Whereas the ride was something to write home about, there were a number of annoying things one could not fail to notice. For starters, I do not understand why tolls on a  road built with loans that we must repay at one point in time remain unmanned. It’s more than a year since the road was completed and we are happy to let users free ride. While the road has offered a lot of convenience to travelers, it continues to depreciate with no revenues being collected. Neither do taxpayers receive any explanation as to why we have this state of affairs.

The second irritant I observed was the massive vandalization and theft of the fencing mesh on the expressway. On large swathes of the expressway the fences have been systematically stolen and probably sold off to the numerous developers buying up land in the vicinity. One cannot doubt that the local leaders know who is stealing the fencing materials and who is conniving to buy them. Why does this state of affairs persist? What is happening to the expressway is just a symptom of what is going on in other spheres of common property management in the country. While on the expressway we have petty thieves helping themselves to public fixtures, one cannot fail to discern that they seem to justify this on the basis of what the so called ‘elites’ are doing to in other spaces.

There is an apt and commonly shared quote on social media these days. It is by the French philosopher Frederic Bastiat and states that ‘When plunder becomes a way of life for a group of men in a society, over the course of time they create for themselves a legal system that authorizes it and a moral code that glorifies it.” My thesis is that we are having a breakdown in civic responsibility and conscientiousness because we have tended to manipulate the laws to suit our specific and current needs without due regard to the future. Land titles have been created over national forest reserves and ranches, urban public parks have been allocated to individuals who then get compensated for ‘returning’ them to government. The delicate Lwera ecosystem which is part of Lake Victoria’s catchment area has been invaded by sand miners and rice growers. Nothing seems to be sacrosanct for as long as we can create logical fallacies to support our position. Thus one can argue that since the public has not questioned this premise, why should it question the other?

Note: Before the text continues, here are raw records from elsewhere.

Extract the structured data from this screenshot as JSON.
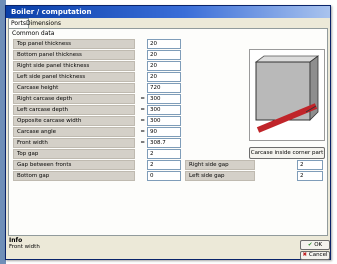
{
  "window": {
    "title": "Boiler / computation"
  },
  "tabs": [
    {
      "label": "Ports",
      "active": true
    },
    {
      "label": "Dimensions",
      "active": false
    }
  ],
  "section": {
    "title": "Common data"
  },
  "fields": [
    {
      "label": "Top panel thickness",
      "prefix": "",
      "value": "20"
    },
    {
      "label": "Bottom panel thickness",
      "prefix": "",
      "value": "20"
    },
    {
      "label": "Right side panel thickness",
      "prefix": "",
      "value": "20"
    },
    {
      "label": "Left side panel thickness",
      "prefix": "",
      "value": "20"
    },
    {
      "label": "Carcase height",
      "prefix": "",
      "value": "720"
    },
    {
      "label": "Right carcase depth",
      "prefix": "=",
      "value": "300"
    },
    {
      "label": "Left carcase depth",
      "prefix": "=",
      "value": "300"
    },
    {
      "label": "Opposite carcase width",
      "prefix": "=",
      "value": "300"
    },
    {
      "label": "Carcase angle",
      "prefix": "=",
      "value": "90"
    },
    {
      "label": "Front width",
      "prefix": "=",
      "value": "308.7"
    },
    {
      "label": "Top gap",
      "prefix": "",
      "value": "2"
    },
    {
      "label": "Gap between fronts",
      "prefix": "",
      "value": "2"
    },
    {
      "label": "Bottom gap",
      "prefix": "",
      "value": "0"
    }
  ],
  "side_fields": [
    {
      "label": "Right side gap",
      "value": "2"
    },
    {
      "label": "Left side gap",
      "value": "2"
    }
  ],
  "preview": {
    "button_label": "Carcase inside corner part"
  },
  "info": {
    "title": "Info",
    "text": "Front width"
  },
  "buttons": {
    "ok_label": "OK",
    "cancel_label": "Cancel"
  },
  "icons": {
    "ok": "check-icon",
    "cancel": "cross-icon"
  },
  "colors": {
    "title_bar": "#0a3fa8",
    "preview_front": "#c0252a",
    "preview_carcase": "#b9b9b9"
  }
}
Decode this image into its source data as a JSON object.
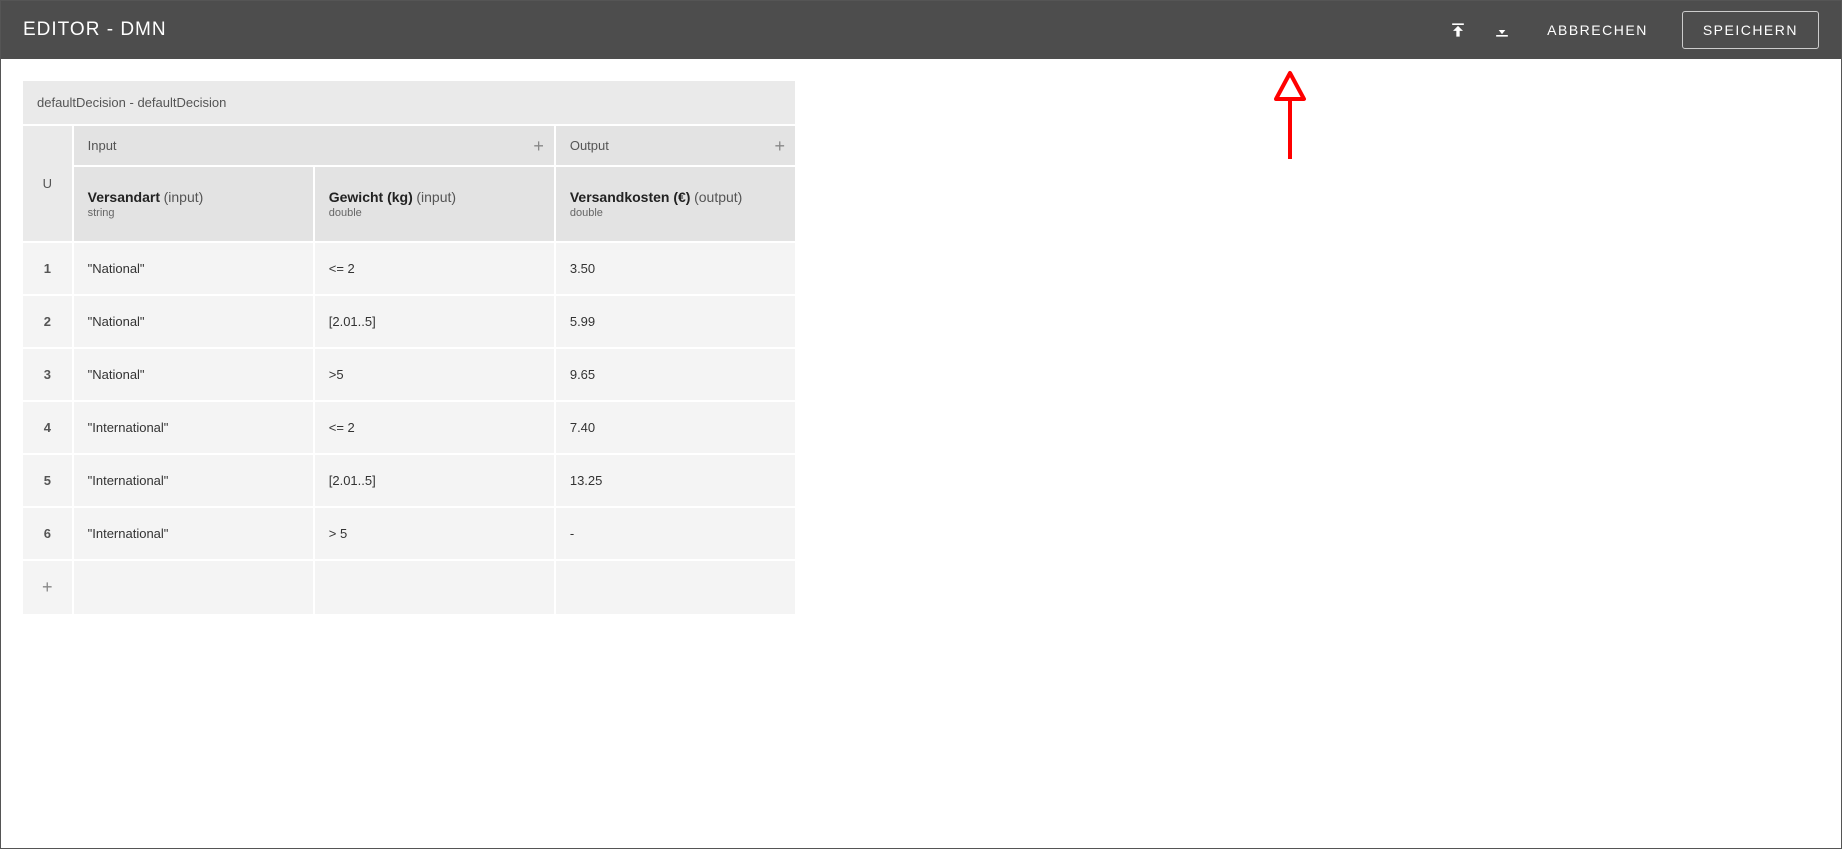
{
  "header": {
    "title": "EDITOR - DMN",
    "cancel_label": "ABBRECHEN",
    "save_label": "SPEICHERN"
  },
  "decision": {
    "title": "defaultDecision - defaultDecision",
    "hit_policy": "U",
    "input_group_label": "Input",
    "output_group_label": "Output",
    "input_columns": [
      {
        "name": "Versandart",
        "kind": "(input)",
        "type": "string"
      },
      {
        "name": "Gewicht (kg)",
        "kind": "(input)",
        "type": "double"
      }
    ],
    "output_columns": [
      {
        "name": "Versandkosten (€)",
        "kind": "(output)",
        "type": "double"
      }
    ],
    "rows": [
      {
        "num": "1",
        "cells": [
          "\"National\"",
          "<= 2",
          "3.50"
        ]
      },
      {
        "num": "2",
        "cells": [
          "\"National\"",
          "[2.01..5]",
          "5.99"
        ]
      },
      {
        "num": "3",
        "cells": [
          "\"National\"",
          ">5",
          "9.65"
        ]
      },
      {
        "num": "4",
        "cells": [
          "\"International\"",
          "<= 2",
          "7.40"
        ]
      },
      {
        "num": "5",
        "cells": [
          "\"International\"",
          "[2.01..5]",
          "13.25"
        ]
      },
      {
        "num": "6",
        "cells": [
          "\"International\"",
          "> 5",
          "-"
        ]
      }
    ]
  }
}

But the poor are watching the ‘elite’ live without conscientiousness. And as they go about ‘converting’ public resources to private ownership, the poor also believe they are entitled to steal what they can lay their hands on. Street lighting batteries will get stolen. Road signs and advertising canvases will get ripped off in the night. Woe betide you if you are involved in an accident. The ‘first responders’ will be the poor who will relieve you of your valuables.

I don’t know how we have arrived at such a point, but in my humble opinion this is not sustainable. No country ever developed by ignoring its moral compass. It is time to get back to basics. We cannot repeatedly make decisions that undermine our long term welfare. But then again, it is the same Frederic Bastiat who said that “Government is the great fiction through which everybody endeavors to live at the expense of everybody else.”